Тайный архив Корсакова. Оккультный детектив - стр. 13
Сила Игнатьевич протянул руку и поднял со стола здоровенный кухонный нож.
– Пришлось поучить ее уму-разуму. По-супружески, так сказать. Только не она это больше, Гаврила Викторович, не она. И портрет этот – не мой. Долго на него смотрел. Вот похож как две капли воды. А не я. Тут ты пришел – и я все понял. Красного не хватает… – Он поднял глаза на друга и грустно улыбнулся: – Прощевай, брат. Дальше уж ты сам.
С этими словами он провел ножом по горлу. Кровь алым фонтаном брызнула на картину. Исправник бросился к нему, попытался закрыть руками рану, стараясь не обращать внимания на страшное клокотание. Но все усилия были тщетны.
Родионов поднялся с колен. Бросил взгляд на картину. Содрогнулся, но быстро взял себя в руки. Резко схватил ее за край, бросил на пол – и топтал. Топтал, пока не треснула рама и не порвался до лохмотьев холст. Затем, не оборачиваясь, вышел из дома.
Отменным сыщиком Родионов не был. Да и как им стать в таком медвежьем углу, где из всех преступлений кража скота и пьяные драки? Но нюх, чутье у исправника никто бы не отнял. Пришла пора получить ответы на вопросы. Все началось с художника. А теперь за ним приплыл еще и столичный щеголь. Вот ему-то и пора объясниться!

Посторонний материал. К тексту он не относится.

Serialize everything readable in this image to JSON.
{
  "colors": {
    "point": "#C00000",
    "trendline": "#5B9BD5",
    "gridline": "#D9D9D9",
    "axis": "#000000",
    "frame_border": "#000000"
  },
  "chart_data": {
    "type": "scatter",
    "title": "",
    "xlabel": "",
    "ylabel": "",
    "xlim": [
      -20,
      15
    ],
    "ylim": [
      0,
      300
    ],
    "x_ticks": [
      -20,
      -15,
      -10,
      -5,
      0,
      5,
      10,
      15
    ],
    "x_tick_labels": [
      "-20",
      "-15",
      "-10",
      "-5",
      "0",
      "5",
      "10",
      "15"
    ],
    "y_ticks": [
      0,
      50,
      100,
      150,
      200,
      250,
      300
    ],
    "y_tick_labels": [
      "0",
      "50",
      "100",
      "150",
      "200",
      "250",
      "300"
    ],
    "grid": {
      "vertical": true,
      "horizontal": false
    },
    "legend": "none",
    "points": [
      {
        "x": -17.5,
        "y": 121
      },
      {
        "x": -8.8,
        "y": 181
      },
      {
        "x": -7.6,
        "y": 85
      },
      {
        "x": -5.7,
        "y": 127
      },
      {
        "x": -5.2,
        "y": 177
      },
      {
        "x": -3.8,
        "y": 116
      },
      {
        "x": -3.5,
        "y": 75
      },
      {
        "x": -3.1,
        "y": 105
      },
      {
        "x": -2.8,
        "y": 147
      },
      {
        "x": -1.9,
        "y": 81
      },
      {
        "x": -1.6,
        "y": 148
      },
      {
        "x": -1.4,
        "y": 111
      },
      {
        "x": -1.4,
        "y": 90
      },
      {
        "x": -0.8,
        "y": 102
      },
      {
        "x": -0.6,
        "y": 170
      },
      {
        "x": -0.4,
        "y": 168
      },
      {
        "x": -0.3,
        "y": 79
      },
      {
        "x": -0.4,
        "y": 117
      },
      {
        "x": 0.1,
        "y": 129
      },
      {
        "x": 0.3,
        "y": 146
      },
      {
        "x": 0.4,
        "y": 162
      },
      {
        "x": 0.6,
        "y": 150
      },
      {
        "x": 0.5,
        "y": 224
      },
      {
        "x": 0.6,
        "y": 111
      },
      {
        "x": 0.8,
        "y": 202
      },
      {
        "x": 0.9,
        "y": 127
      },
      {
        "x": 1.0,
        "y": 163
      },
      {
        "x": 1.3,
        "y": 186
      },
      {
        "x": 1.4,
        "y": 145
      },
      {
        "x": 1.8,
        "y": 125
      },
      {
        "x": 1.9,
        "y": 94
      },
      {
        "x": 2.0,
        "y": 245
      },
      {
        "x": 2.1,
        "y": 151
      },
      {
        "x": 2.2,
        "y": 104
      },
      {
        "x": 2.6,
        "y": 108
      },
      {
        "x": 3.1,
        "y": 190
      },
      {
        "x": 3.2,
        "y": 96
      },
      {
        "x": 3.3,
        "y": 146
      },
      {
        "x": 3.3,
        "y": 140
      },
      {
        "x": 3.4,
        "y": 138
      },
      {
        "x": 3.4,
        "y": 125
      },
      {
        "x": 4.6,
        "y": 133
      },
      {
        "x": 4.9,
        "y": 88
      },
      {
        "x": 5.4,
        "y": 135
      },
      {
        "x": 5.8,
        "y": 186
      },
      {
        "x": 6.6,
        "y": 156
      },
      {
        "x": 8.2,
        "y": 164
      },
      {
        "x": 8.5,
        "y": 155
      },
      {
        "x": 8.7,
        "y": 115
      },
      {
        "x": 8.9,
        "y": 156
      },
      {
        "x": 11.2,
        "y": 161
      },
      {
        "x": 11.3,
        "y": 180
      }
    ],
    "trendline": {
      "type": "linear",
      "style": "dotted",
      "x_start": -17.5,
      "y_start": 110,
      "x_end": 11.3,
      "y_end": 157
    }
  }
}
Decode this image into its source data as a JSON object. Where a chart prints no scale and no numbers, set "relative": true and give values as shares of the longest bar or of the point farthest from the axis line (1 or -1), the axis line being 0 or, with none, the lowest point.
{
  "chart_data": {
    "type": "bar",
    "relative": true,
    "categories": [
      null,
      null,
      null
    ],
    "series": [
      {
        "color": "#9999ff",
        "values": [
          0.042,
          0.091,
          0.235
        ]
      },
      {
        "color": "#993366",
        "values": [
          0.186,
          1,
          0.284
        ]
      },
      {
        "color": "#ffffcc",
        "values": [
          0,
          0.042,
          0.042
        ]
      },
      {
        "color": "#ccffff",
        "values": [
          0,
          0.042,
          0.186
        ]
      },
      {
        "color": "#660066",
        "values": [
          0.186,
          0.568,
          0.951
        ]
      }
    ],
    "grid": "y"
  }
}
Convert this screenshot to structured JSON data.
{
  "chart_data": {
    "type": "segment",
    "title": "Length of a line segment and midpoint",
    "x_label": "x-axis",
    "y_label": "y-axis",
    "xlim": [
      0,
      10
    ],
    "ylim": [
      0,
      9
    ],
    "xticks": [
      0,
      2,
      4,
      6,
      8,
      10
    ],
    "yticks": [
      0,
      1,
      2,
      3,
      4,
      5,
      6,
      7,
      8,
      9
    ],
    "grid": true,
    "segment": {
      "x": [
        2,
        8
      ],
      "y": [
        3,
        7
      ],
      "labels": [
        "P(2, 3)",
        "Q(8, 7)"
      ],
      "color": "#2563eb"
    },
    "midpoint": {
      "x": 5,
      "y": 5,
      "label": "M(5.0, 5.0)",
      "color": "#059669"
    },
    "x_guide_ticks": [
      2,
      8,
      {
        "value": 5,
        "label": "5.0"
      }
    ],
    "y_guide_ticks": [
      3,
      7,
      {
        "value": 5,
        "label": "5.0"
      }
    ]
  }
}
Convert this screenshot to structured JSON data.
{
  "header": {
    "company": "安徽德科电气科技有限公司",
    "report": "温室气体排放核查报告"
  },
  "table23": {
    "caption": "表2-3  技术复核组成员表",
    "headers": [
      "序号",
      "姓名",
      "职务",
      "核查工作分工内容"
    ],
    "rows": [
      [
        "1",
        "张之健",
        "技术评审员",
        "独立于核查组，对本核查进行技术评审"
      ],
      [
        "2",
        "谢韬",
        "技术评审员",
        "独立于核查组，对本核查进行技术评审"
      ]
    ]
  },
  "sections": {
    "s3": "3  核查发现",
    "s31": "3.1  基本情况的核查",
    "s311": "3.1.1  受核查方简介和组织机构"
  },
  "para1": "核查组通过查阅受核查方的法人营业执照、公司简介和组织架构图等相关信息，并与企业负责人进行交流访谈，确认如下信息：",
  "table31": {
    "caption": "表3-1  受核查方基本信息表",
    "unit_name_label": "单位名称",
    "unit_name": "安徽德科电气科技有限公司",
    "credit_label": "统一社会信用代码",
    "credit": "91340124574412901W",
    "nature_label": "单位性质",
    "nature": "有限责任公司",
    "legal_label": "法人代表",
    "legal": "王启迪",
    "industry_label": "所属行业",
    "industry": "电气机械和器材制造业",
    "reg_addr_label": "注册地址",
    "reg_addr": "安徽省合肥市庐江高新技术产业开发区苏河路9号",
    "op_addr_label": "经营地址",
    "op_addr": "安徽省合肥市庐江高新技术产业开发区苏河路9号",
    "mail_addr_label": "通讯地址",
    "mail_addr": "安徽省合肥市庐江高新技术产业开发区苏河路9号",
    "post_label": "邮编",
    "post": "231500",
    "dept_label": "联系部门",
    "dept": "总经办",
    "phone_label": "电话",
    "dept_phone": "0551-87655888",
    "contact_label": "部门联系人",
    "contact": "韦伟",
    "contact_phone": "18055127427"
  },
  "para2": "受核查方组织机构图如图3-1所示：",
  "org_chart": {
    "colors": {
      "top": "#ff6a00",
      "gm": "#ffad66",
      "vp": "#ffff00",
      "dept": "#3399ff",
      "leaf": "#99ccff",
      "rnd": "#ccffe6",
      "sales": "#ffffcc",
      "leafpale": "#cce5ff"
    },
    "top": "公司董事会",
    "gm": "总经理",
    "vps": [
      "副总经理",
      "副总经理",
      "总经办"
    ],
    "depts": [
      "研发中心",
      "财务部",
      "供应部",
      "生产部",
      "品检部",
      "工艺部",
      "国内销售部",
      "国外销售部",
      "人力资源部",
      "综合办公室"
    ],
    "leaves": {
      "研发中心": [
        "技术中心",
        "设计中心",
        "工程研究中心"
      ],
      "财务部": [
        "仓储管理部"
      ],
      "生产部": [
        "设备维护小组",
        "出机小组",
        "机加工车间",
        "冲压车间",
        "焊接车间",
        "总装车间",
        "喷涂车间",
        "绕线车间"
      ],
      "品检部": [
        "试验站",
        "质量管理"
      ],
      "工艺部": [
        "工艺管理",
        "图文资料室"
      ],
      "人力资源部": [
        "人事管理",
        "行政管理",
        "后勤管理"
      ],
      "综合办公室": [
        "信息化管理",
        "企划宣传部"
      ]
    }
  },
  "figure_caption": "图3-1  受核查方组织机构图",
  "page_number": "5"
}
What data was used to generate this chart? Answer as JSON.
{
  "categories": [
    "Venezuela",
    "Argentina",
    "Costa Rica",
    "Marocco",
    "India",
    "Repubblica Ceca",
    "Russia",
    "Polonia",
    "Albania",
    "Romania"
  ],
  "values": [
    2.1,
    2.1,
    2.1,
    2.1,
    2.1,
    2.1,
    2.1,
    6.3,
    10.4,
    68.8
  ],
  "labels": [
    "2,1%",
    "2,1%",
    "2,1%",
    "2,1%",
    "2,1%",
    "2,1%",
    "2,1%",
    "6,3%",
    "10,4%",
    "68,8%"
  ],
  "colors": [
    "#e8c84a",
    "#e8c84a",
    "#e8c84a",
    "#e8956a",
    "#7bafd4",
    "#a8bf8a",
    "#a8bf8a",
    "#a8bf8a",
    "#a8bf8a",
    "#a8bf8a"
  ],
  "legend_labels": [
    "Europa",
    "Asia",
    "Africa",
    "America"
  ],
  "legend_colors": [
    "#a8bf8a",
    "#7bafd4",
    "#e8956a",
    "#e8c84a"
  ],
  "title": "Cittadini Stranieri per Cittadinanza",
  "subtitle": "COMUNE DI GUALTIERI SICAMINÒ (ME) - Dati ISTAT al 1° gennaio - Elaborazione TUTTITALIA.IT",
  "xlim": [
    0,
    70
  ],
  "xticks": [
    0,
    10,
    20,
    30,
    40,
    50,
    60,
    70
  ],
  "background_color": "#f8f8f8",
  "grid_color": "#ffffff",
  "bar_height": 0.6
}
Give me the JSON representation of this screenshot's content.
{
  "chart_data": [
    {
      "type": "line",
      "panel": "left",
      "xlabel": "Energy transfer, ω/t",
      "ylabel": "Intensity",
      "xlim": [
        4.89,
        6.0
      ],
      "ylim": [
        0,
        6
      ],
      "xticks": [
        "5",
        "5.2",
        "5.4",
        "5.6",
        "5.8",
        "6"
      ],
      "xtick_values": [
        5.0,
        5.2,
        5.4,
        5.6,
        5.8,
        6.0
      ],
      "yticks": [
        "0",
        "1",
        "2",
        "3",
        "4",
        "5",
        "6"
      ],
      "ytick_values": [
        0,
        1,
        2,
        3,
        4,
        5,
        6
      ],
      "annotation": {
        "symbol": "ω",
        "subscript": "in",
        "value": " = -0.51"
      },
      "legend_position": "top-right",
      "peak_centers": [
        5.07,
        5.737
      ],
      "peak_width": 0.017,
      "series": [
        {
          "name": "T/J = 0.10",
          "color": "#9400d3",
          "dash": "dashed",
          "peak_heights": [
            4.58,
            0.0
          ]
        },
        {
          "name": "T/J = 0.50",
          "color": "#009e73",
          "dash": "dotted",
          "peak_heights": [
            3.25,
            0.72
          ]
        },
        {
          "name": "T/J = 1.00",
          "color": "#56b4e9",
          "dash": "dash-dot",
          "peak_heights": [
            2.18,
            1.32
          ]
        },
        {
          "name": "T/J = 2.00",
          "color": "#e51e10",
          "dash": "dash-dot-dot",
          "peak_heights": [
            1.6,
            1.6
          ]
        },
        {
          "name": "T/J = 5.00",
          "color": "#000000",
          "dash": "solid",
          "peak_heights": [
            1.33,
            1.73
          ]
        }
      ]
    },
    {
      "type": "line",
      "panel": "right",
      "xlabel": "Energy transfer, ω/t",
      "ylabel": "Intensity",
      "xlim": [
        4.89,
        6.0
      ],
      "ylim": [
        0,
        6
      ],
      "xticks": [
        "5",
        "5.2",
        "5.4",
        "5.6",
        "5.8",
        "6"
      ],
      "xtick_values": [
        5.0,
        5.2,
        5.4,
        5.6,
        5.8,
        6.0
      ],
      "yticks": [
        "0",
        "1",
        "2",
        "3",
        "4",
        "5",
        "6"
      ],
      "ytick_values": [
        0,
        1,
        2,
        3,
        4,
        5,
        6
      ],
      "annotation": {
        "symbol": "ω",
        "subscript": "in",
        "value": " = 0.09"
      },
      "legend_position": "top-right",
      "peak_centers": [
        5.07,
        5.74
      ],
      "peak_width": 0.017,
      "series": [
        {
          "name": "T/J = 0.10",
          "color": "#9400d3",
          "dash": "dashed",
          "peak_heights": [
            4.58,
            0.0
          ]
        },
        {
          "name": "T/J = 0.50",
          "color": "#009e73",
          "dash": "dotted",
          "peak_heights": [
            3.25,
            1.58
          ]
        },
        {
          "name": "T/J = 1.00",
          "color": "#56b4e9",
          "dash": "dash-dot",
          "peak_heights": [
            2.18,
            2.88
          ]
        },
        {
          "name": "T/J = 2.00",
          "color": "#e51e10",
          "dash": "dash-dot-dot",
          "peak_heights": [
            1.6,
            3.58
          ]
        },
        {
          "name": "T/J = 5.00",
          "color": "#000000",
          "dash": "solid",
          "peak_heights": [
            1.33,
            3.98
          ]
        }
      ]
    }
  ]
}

22 июля 1880 года, день, церковь на краю холма
Потолок церкви был закрыт туго натянутым полотном, которое раньше могло быть парусом. Украшала его незаконченная картина, выглядевшая в этой церкви словно богохульная оскверненная фреска. По спине Корсакова побежали мурашки. На картине, несомненно, был изображен пейзаж, открывающийся с обрыва. Монолиты, лес, петляющая дорога, городок у подножия холма и изгибы реки. Над пейзажем застыло самое жуткое небо из тех, что ему доводилось видеть: темное, пурпурное и зеленоватое одновременно, словно пронизанное жилами, а в центре небосвода раззявил ненасытную пасть вихрь, напоминающий небесный водоворот. Вниз на землю низвергались потоки воды. Городская колокольня кренилась к земле, готовая упасть. Вода в реке будто вскипела, из нее ввысь тянулись сотни рук. Нет, даже не рук, а лап, с острыми когтями. Им навстречу из небесного водоворота уже показались кончики пальцев – огромные настолько, что воображение Корсакова отказывалось представить истинные размеры твари целиком. Надев очки для чтения и забравшись на одну из лавок, он смог разглядеть среди камней тщательно выписанную фигуру: высокий худой человек с развевающимися на ветру волосами и одеждой, стоящий у мольберта.
– Что ж, – пробормотал себе под нос Корсаков, снимая очки, и вздрогнул от звуков собственного голоса. – Это объясняет обезумевшую стихию.
Он вышел из церкви и огляделся в поисках провожатого. Мальчишки и след простыл. Корсаков сверился с часами – и не стал злиться на него. Вместо пары минут он провел почти час, осматривая церковь и жуткую работу Стасевича.
Владимир перевел взгляд на камни. Он хорошо помнил шипящий шепот, исходивший от валунов в ночи. Сейчас они молчали, но по-прежнему излучали смутную угрозу. Корсаков осторожно подошел к монолитной конструкции и неуверенно протянул к камням руку.
С момента обретения дара три с лишним года назад Владимир старался не злоупотреблять им. Но талант ему достался своенравный. Иногда он предпочитал молчать. А иногда, стоило Корсакову коснуться человека или предмета, как он на несколько секунд обретал возможность видеть мир чужими глазами. Вспышки видений были непродолжительными, и Владимир никак не мог их контролировать, но дар, похоже, сам определял, какую картину хочет продемонстрировать своему хозяину. Даже для Корсакова, которого с отрочества готовили к будущей стезе, некоторые из мелькающих перед глазами сцен были подобны шрамам, оставленным на душе. И сейчас Владимир не сомневался – что бы ни увидел он, коснувшись старинных камней, приятным это зрелище не будет.